The results after 5K sessions?
Size on top: $2.58/session
Color on top: $3.6/session
Probability to be best (~significance, but Bayesian): 95%
That's a 40% in-sample increase and a significant result by just flipping the order of the options 🤯
Lesson: Place your most engaged option first.
Now, I could let it run longer and get more data. 5K sessions isn't a lot, and Google recommends running experiments for at least 14 days to account for seasonalities, etc.
But I'm not here to get exact numbers; I'm here to stack minor, iterative improvements. And I think the logic backs the result up.
By putting colors above sizes on the PDP, I reduce the scroll needed to go through the colors. Essentially, I decrease friction. Also, I reduce the likelihood of a visitor missing that the product exists in multiple colors as the colors are in the viewport more often.
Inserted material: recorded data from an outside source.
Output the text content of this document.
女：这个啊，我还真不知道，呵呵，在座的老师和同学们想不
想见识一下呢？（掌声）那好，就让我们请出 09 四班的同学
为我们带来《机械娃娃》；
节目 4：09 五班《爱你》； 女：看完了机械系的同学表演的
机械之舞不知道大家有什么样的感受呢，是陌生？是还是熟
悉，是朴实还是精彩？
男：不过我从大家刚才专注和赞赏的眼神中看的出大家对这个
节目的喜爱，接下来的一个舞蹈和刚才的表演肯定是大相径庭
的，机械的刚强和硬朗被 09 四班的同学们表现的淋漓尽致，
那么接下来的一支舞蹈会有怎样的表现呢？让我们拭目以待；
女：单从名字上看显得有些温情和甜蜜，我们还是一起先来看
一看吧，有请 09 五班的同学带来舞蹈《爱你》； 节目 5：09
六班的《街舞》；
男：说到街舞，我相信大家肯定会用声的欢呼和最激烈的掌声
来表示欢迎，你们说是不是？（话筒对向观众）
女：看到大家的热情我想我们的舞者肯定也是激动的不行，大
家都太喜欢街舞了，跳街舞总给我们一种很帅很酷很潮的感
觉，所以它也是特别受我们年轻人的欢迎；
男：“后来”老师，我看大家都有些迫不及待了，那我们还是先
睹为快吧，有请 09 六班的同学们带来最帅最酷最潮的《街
A sidenote about signififance
It's a misconception that the "result" is "true" as long as the significance/p-level is above the 95%/5% threshold. It's not necessarily. For the formulas behind those numbers to hold up in the "real world," the underlying data generating process must meet particular assumptions. If these assumptions aren't satisfied, the formula breaks. It'll be like 2+2 = 5.
A non-theoretical way of thinking about it is that the more data you have, the less those assumptions matter. That's also why Google recommends that you keep an experiment alive for at least 14 days to increase the likelihood of you having enough data points.